You can compress ", as one charecter (allows you to use the # sign to represent this), reducing the line to something like:
"Foo#'bar', "baz"
On the other hand, if you have:
"Foo", "bar", "baz"
You can compress ", "b it, for example:
"Foo#ar#az"
Thus, leading to a shorter string, excluding the total number of characters available.
Again, if you make this quote, it does not matter, as long as it is consistent.

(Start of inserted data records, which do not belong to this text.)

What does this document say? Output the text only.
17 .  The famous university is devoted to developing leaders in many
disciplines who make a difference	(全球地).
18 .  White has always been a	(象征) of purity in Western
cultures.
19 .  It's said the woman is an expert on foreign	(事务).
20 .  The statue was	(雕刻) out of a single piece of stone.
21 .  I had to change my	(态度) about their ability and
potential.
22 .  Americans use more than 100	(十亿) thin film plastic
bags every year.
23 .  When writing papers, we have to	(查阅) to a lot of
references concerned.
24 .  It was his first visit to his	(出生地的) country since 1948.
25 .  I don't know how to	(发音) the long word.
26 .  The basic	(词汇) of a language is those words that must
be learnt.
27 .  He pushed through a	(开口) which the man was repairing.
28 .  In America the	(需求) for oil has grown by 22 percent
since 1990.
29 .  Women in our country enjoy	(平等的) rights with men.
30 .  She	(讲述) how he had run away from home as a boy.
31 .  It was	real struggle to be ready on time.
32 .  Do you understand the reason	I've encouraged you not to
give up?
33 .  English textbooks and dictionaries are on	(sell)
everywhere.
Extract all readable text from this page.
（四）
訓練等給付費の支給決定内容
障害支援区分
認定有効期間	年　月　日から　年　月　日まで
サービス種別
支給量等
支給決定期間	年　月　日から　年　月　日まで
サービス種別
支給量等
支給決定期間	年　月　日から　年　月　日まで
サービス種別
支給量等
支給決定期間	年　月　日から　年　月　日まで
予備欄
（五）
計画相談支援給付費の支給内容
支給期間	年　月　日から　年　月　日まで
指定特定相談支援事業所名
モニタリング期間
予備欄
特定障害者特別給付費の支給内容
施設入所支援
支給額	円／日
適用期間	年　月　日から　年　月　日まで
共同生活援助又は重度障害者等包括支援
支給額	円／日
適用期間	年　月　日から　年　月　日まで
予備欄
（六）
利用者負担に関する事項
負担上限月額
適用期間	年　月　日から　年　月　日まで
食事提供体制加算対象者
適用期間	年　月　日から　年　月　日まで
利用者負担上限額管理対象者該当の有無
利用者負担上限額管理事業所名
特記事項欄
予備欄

Here we cut out + paste from my linux command line, which demonstrates it:
briang@ubuntu :~$ cat 1.txt "Foo", 'bar', "baz" briang@ubuntu :~$ cat 2.txt "Foo", "bar", "baz" briang@ubuntu :~$ cat 1.txt.gz &โ:O1.txtSrโโWโQPOJ,RโQPJJโRโ(โPโ briang@ubuntu :~$ cat 2.txt.gz <โ:O2.txtSrโโWโQPJJ,โPUJ\tEโ briang@ubuntu :~$ ls -la *txt* -rw-rw-r-- 1 briang briang 20 2012-02-14 16:39 1.txt -rw-rw-r-- 1 briang briang 46 2012-02-14 16:37 1.txt.gz -rw-rw-r-- 1 briang briang 20 2012-02-14 16:39 2.txt -rw-rw-r-- 1 briang briang 41 2012-02-14 16:38 2.txt.gz
You can see that gziping such small files adds size, not reduces them, but looking at the differences in gzip between the two source inputs, the concept becomes clear. The normalized gzip file is 5 bytes less.